The GPU package does not accelerate fixes at all, so there is no harm done.

This is different for the KOKKOS package, which is not only for GPU support, but also supports multi-threading.

There are currently no plans to port fix temp/rescale to KOKKOS. Technically, it should not be a big problem. But then again, scientifically speaking, using fix temp/rescale in any kind of production simulation is a very, very bad idea. This thermostat algorithm has many flaws.

If you user doesn’t want to forego using it, there is always the option to use the GPU package instead of KOKKOS. When accuracy doesn’t matter so much (or else fix temp/rescale would not be justified), then there is a lot of additional performance potential in using the GPU package, since it can be compiled for mixed or even single precision and achieve higher acceleration compared to KOKKOS which requires full double precision.

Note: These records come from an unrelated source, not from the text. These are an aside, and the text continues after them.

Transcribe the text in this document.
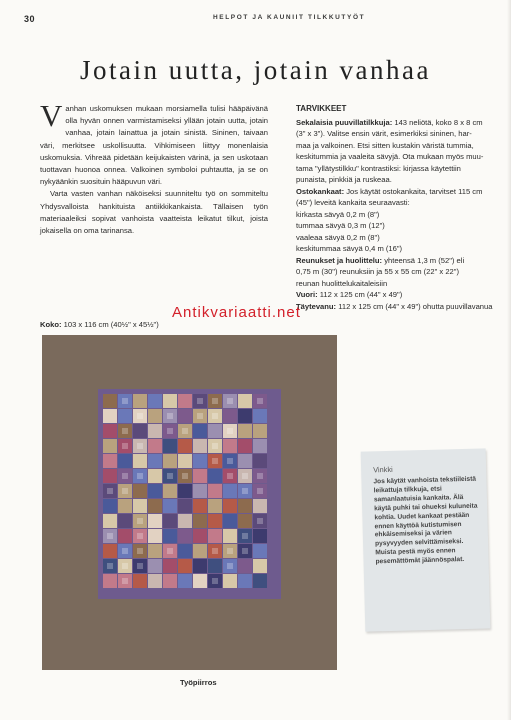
30	HELPOT JA KAUNIIT TILKKUTYÖT
Jotain uutta, jotain vanhaa

Vanhan uskomuksen mukaan morsiamella tulisi hääpäivänä olla hyvän onnen varmistamiseksi yllään jotain uutta, jotain vanhaa, jotain lainattua ja jotain sinistä. Sininen, taivaan väri, merkitsee uskollisuutta. Vihkimiseen liittyy monenlaisia uskomuksia. Vihreää pidetään keijukaisten värinä, ja sen uskotaan tuottavan huonoa onnea. Valkoinen symboloi puhtautta, ja se on nykyäänkin suosituin hääpuvun väri.

Varta vasten vanhan näköiseksi suunniteltu työ on sommiteltu Yhdysvalloista hankituista antiikkikankaista. Tällaisen työn materiaaleiksi sopivat vanhoista vaatteista leikatut tilkut, joista jokaisella on oma tarinansa.

TARVIKKEET
Sekalaisia puuvillatilkkuja: 143 neliötä, koko 8 x 8 cm
(3" x 3"). Valitse ensin värit, esimerkiksi sininen, har-
maa ja valkoinen. Etsi sitten kustakin väristä tummia,
keskitummia ja vaaleita sävyjä. Ota mukaan myös muu-
tama "yllätystilkku" kontrastiksi: kirjassa käytettiin
punaista, pinkkiä ja ruskeaa.
Ostokankaat: Jos käytät ostokankaita, tarvitset 115 cm
(45") leveitä kankaita seuraavasti:
kirkasta sävyä 0,2 m (8")
tummaa sävyä 0,3 m (12")
vaaleaa sävyä 0,2 m (8")
keskitummaa sävyä 0,4 m (16")
Reunukset ja huolittelu: yhteensä 1,3 m (52") eli
0,75 m (30") reunuksiin ja 55 x 55 cm (22" x 22")
reunan huolittelukaitaleisiin
Vuori: 112 x 125 cm (44" x 49")
Täytevanu: 112 x 125 cm (44" x 49") ohutta puuvillavanua
Koko: 103 x 116 cm (40½" x 45½")
Antikvariaatti.net
Työpiirros
Vinkki
Jos käytät vanhoista tekstiileistä leikattuja tilkkuja, etsi samanlaatuisia kankaita. Älä käytä puhki tai ohueksi kuluneita kohtia. Uudet kankaat pestään ennen käyttöä kutistumisen ehkäisemiseksi ja värien pysyvyyden selvittämiseksi. Muista pestä myös ennen pesemättömät jäännöspalat.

Gabriele · September 26, 2023, 10:00pm

This is great information! Thank you Axel. When I was talking about GPU support, I implicitly meant GPU support via Kokkos. I will propose to the user to instead use the libgpu.a support, with the caveats you pointed out.
I guess there is a special run time parameter to lammps to specify use of libgpu? I guess I did not quite understand why you say that the GPU package does not accelerate fixes at all, but you would expect performance improvement for fix temp/rescale?
Thanks again, Gabriele

akohlmey · September 26, 2023, 10:14pm

The KOKKOS and the GPU package have different approaches to GPU acceleration: the GPU package follows the older “GPU as accelerator” approach which has ported only calculations that benefit significantly from GPU acceleration (primarily neighbor list builds and pair styles), everything else is run on the CPU, a chunk of it even concurrently to the GPU. There also is acceleration for parts of PPPM, but that is rarely helpful outside of serial execution. This only moves position data into the GPU and force data out; the KOKKOS package on the other hand follows the “CPU as a decelerator” approach and keeps all data on the GPU as much as possible. This is why having non accelerated fixes cause a performance penalty for KOKKOS, but not for GPU. The GPU package can further benefit from oversubscribing GPUs (especially modern, powerful ones, particularly when run with the CUDA MPS daemon) because it can utilize the more efficient MPI parallelization on the non GPU accelerated parts. Since the Pair and Neigh parts often consume over 90% of the total computational effort, using the GPU package approach is not as bad as you might think without knowing the details of the implementation.

It takes very little time. The reason to port such fixes to KOKKOS is not the acceleration, but the cost of having to move data between CPU and GPU back and forth.

akohlmey · September 26, 2023, 10:18pm

Please also see the chapter on acceleration in the LAMMPS manual, specifically: 7.5. Comparison of various accelerator packages — LAMMPS documentation

Gabriele · September 26, 2023, 10:43pm

Sounds good, will give the libgpu a try for fix temp/rescale calculations the user is planning.